Port-a-Tarts: A girl gets an unwelcome, geeky visitor at her front door, but she can’t run away, because she’s in the middle of eating. Eating what? A Pop-Tart. Luckily, there are these new smaller, breakaway “to-go” Pop-Tarts, and she flees with her social standing unblemished. I want the name of the research employee who started at the dry, pasty cracker filled with cloying “fruity” sweetness that is a Pop Tart and decided that its biggest problem was that it’s just not portable… enough. [Especially when we all know that the problem with Pop Tarts is they’re not Toaster Strudels, which do need to be more portable, because yum, and also because eating them in the car is a nightmare.] I also want the name of the concept designer, because I’m calling his mother and telling her that she failed to teach her children proper social behaviors and therefore sucks at life.

Zombies of the Corn: Who thought using a digitally recreated Orville Redenbacher in the new popcorn campaign was a good idea? First, we all know that Orville is dead. The entire world is clued into this. Second, the animation is choppy, which makes it even creepier. Third, NosferOrville is grooving on his iPod while he pops some corn for a family that, for unknown reasons, does not run screaming from the house at the sight of the reanimated corpse of a popcorn mogul. I admittedly have a thing with dead bodies, so using a dead guy to sell food seems really counterintuitive to me, but the iPod? Do we really need to be told that popcorn is still hip? Are we that worried about people buying jumbo tubs of soy nuts with butter-flavored sauce to complement their viewing of Pirates of the Carribean? I think popcorn is safe enough to leave its founder in the ground; every time this commercial comes on I shudder, scramble for the clicker, and picture Jeremy Bentham in his cupboard enjoying a warm, dead chuckle at my expense.

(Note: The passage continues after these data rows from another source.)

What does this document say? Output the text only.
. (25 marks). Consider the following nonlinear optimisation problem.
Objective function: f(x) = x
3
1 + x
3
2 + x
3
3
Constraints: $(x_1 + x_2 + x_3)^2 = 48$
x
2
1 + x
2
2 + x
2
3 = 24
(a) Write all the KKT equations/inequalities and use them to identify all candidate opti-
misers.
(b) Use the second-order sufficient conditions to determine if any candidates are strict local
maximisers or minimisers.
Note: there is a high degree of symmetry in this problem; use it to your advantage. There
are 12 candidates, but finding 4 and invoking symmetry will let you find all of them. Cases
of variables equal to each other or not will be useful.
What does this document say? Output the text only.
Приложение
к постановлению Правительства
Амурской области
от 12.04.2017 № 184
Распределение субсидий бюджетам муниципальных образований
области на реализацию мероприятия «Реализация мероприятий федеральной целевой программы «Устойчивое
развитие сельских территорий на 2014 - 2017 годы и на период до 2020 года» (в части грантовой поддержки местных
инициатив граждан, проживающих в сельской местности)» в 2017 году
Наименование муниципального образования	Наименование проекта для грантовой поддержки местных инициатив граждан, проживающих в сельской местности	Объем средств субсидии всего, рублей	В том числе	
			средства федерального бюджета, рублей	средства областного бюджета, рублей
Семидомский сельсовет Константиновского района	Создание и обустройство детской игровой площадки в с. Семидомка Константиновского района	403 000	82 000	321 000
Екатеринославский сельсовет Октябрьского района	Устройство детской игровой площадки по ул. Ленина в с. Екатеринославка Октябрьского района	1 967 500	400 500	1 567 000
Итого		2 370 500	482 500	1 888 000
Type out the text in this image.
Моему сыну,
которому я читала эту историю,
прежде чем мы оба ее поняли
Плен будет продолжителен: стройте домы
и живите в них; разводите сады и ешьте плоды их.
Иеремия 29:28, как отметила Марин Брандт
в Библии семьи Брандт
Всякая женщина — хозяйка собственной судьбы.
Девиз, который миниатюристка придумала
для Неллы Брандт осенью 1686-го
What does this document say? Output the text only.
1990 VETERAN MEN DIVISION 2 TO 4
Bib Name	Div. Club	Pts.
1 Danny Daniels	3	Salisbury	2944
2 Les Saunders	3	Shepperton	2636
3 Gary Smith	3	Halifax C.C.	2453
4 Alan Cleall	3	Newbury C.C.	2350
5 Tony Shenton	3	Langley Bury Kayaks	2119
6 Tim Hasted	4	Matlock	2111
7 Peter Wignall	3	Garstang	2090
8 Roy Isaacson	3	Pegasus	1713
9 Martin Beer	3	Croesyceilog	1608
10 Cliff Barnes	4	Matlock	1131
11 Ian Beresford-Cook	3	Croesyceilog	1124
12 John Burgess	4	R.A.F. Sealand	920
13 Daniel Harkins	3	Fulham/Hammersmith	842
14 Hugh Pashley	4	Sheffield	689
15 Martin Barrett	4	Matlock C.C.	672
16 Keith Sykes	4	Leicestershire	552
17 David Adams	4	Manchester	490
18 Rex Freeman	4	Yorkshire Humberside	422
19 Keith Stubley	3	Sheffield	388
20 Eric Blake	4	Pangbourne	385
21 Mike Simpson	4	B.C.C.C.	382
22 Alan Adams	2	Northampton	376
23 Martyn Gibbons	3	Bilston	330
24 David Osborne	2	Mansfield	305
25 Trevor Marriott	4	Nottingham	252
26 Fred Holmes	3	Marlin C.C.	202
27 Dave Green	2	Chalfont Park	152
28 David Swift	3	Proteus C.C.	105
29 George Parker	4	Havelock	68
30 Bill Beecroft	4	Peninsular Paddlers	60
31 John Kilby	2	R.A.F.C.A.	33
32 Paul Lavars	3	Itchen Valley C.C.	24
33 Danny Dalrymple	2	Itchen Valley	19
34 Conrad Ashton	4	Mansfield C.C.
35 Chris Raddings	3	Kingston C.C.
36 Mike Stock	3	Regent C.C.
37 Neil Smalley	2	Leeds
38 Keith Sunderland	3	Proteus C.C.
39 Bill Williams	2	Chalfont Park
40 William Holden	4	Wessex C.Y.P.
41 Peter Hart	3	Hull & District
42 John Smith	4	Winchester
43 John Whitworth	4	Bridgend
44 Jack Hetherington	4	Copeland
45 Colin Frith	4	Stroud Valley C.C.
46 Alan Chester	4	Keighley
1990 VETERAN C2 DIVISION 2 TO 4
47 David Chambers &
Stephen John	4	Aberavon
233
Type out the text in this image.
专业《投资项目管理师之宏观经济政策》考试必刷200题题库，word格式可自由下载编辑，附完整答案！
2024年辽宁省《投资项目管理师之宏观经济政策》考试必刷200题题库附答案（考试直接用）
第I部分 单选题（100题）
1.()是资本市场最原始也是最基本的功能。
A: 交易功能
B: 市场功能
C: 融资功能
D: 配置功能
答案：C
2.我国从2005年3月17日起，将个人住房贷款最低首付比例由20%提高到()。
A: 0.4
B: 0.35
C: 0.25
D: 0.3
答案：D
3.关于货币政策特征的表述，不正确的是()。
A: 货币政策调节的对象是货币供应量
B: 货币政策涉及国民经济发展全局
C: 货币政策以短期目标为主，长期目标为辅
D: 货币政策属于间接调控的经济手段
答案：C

Iron McChef: This one has gotten some press of late, and rightly so; I wasn’t aware that Iron Chef was even sponsored by McDonald’s until the brouhaha with the “totally unintentional” subliminal ad. Now, I hate all subliminal advertising; if you wanna bypass free will to get people to consume your product, there is a place for you, and that place is Soviet Russia. But my problem is… McDonald’s? It’s the fucking Food Network; the network that celebrates the enjoyment, preparation and consumption of good food. There wasn’t a restaurant of substance willing to foot the bill? I find that more insulting than the violation of my subconscious, like, if I’m getting out of bed at 2:00 am to satisfy an inexplicable craving, it better be for some fucking foie gras.

Now, I’m not saying that all commercials are worthless bids for your cash and attention; all of the crap ads just made me appreciate the Chef Boyardee Ravioli Tin Man being chased by a horde brandishing can openers just that much more. [This one also scored highly with me because they really put some thought into casting the Tin Man, and damned if I didn’t think it was Jack Haley himself—maybe they got a two-fer at the cemetery?] The convenience store hunter lying in wait for beef jerky while camouflaged as a freezer case also made me giggle. I question the term ‘snapalope’—but only because I came up with ‘jerkalope’, which I think would have been an even better campaign: a Blair Witch trek into the woods, hunting the fabled jerkalope. The terror. The snap of a twig. The jerkalope is REAL! And it bounces after you with big, yellow, plastic-wrapper teeth—and vengeance! I think it's just funnier.

But I wouldn’t sit through four hours of contact sports for any of them.